La quantité d'informations
Il
est étonnant de constater à quel point on se satisfait
souvent de conclusions tellement rapides et incomplètes qu’elles
ne signifient rien. C’est le cas lorsque l’on affirme, par
exemple, que les habitants de tel ou tel pays étranger sont paresseux,
sans pour autant que l’on connaisse un seul de ces habitants ni
la culture du pays en question, outre le fait que l’on n’y
a jamais mis les pieds… Si on réfléchissait un instant,
on s’apercevrait tout de suite que l’on se ment à
soi-même, car rien ne nous permet de soutenir pareilles conclusions.
Les
informations présentes dans l’environnement – qu’elles
prennent la forme d’une situation, des paroles de quelqu’un
ou d’une évaluation de notre personne – sont beaucoup
trop nombreuses pour que nous puissions les détailler toutes.
Puisque nous sommes exposés à un flot d’informations
trop complexes, nous devons baser nos conclusions sur une part d’incertitude.
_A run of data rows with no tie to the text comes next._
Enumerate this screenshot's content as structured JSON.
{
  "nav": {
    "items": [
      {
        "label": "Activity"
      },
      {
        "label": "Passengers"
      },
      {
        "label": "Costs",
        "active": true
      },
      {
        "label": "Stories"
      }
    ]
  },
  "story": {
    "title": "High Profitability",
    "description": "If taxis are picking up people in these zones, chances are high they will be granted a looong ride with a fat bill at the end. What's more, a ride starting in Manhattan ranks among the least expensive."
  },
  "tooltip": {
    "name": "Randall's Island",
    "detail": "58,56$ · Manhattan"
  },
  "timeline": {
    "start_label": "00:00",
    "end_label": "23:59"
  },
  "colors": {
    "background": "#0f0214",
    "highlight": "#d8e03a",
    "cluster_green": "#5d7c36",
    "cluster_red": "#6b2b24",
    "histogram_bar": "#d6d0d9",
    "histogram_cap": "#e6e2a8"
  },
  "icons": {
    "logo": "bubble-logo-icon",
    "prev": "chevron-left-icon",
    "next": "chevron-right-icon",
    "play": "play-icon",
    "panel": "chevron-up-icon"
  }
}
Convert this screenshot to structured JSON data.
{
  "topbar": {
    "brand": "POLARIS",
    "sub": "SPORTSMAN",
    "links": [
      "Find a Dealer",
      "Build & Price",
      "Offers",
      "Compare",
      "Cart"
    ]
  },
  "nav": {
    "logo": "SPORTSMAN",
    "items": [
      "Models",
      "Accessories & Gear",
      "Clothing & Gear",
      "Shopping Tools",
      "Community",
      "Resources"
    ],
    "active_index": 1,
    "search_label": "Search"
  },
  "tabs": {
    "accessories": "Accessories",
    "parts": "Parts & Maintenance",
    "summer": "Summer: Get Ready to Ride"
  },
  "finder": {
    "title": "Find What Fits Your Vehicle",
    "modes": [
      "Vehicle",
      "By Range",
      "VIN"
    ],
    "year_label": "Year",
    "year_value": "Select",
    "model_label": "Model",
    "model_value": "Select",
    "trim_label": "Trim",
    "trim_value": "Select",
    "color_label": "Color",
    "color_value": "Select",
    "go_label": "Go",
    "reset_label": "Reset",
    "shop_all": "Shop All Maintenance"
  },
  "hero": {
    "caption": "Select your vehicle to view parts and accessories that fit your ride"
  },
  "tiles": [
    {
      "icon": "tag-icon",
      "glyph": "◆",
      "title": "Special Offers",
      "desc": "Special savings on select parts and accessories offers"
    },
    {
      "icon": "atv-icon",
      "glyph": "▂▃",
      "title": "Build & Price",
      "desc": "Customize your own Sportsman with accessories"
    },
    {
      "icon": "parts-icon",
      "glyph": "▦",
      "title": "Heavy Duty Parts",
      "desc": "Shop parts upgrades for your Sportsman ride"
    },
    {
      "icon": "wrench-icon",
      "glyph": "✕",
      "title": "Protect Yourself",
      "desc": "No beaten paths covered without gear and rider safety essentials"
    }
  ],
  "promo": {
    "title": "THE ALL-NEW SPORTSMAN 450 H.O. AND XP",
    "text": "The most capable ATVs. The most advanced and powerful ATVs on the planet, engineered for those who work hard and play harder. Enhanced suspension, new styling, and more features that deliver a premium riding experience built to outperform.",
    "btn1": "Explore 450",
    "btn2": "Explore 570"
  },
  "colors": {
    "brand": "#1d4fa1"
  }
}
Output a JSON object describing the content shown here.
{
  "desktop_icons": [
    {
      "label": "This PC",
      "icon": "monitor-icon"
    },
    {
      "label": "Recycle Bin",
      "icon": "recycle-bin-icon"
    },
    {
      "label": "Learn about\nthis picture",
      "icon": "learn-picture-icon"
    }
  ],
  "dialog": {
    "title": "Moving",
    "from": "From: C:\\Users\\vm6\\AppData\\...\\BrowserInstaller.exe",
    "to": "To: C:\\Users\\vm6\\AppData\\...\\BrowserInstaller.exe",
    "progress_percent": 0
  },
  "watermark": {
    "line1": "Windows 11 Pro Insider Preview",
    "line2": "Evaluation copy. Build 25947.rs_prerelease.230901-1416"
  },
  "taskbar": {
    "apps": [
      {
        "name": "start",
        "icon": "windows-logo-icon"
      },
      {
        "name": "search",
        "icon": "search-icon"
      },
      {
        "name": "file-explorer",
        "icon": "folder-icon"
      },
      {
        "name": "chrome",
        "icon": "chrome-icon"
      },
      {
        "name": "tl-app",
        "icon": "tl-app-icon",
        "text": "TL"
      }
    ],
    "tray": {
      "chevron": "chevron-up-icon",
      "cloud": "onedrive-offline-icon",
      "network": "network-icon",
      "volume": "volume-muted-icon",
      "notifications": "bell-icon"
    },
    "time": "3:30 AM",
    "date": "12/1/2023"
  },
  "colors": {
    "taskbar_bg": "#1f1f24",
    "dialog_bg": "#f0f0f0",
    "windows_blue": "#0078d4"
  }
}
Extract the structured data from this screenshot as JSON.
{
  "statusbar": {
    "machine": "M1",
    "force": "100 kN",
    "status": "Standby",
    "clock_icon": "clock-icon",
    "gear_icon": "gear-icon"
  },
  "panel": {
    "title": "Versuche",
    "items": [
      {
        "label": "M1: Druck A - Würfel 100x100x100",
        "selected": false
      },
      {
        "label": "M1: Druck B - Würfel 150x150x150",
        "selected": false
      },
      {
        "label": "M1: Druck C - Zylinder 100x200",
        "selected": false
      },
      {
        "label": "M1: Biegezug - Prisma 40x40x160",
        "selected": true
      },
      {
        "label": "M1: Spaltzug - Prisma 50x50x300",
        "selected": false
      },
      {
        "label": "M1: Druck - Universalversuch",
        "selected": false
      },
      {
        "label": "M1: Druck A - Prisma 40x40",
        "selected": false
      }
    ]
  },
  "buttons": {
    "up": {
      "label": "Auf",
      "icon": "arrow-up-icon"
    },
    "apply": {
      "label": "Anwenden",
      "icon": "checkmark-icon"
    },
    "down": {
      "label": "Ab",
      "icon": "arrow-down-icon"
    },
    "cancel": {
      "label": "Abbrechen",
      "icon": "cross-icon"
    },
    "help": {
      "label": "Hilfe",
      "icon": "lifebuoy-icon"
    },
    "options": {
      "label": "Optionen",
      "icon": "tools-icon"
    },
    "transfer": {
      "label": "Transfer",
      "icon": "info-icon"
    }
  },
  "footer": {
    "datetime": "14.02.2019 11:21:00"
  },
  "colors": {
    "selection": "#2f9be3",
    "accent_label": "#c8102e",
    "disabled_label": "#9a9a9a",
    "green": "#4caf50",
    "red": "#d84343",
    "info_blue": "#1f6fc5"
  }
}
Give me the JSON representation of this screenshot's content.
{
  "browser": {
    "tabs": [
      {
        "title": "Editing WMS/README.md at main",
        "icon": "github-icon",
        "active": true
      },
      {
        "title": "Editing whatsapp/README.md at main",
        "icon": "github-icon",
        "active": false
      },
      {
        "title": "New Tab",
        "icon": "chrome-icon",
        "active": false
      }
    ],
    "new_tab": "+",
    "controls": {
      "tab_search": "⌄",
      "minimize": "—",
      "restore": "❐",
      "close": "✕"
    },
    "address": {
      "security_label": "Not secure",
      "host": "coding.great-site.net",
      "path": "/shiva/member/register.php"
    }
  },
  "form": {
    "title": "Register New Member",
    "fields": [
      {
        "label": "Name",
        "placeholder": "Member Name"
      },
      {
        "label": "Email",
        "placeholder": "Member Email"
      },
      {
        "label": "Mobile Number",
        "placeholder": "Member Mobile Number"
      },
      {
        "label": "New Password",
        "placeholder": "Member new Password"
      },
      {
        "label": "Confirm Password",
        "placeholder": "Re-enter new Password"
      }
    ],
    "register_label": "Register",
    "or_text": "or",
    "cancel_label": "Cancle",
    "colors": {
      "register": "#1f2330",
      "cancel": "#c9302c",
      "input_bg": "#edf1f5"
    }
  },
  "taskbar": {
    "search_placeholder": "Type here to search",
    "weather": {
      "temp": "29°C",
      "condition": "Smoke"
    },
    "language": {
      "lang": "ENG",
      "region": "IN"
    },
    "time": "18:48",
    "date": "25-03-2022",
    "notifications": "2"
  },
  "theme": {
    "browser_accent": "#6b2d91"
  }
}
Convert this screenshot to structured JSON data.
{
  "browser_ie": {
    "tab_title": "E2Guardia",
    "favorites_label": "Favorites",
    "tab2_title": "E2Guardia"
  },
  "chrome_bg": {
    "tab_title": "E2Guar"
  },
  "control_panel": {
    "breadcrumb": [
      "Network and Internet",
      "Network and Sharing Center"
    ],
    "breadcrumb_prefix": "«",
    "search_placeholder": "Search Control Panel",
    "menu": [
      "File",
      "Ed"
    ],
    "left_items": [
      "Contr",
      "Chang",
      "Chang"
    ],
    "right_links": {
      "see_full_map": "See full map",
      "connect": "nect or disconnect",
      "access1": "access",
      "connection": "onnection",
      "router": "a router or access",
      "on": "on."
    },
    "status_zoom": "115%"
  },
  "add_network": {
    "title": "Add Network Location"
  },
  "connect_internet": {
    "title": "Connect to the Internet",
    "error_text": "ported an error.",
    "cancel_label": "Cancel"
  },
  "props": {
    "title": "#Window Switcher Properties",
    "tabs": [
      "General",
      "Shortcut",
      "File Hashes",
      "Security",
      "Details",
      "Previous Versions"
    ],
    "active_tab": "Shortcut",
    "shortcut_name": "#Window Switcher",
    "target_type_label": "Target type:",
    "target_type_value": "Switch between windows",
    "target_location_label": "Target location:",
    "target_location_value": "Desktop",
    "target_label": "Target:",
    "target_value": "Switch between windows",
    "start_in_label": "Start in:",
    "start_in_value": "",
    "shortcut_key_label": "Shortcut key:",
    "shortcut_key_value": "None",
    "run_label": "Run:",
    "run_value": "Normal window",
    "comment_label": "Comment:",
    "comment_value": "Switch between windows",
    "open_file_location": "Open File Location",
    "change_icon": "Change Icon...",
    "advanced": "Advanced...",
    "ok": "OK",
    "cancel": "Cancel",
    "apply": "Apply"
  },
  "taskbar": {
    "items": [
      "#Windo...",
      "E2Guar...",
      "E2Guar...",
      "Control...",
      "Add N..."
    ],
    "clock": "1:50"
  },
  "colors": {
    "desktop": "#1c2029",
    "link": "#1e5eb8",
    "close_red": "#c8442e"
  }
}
Malgré cette difficulté, nous sommes toujours en mesure
de faire un effort pour que nos conclusions reposent sur une quantité
suffisante d’informations.
L’image
que j’aime bien employer pour illustrer le fait que nous concluons
souvent à partir d’informations insuffisantes est celle
de l’équation incomplète. C’est comme si,
à la question « 4 + n font combien ? », nous répondions
avec assurance que cela fait 9, et ce, même si rien ne nous indique
la valeur de la variable « n ». Nous décidons pourtant,
sans égard aux informations disponibles, que la réponse
est « 9 ». Imaginez à quel point il peut devenir
absurde de s’obstiner à conclure sur un sujet pour lequel
nous ne disposons résolument pas d’informations suffisantes.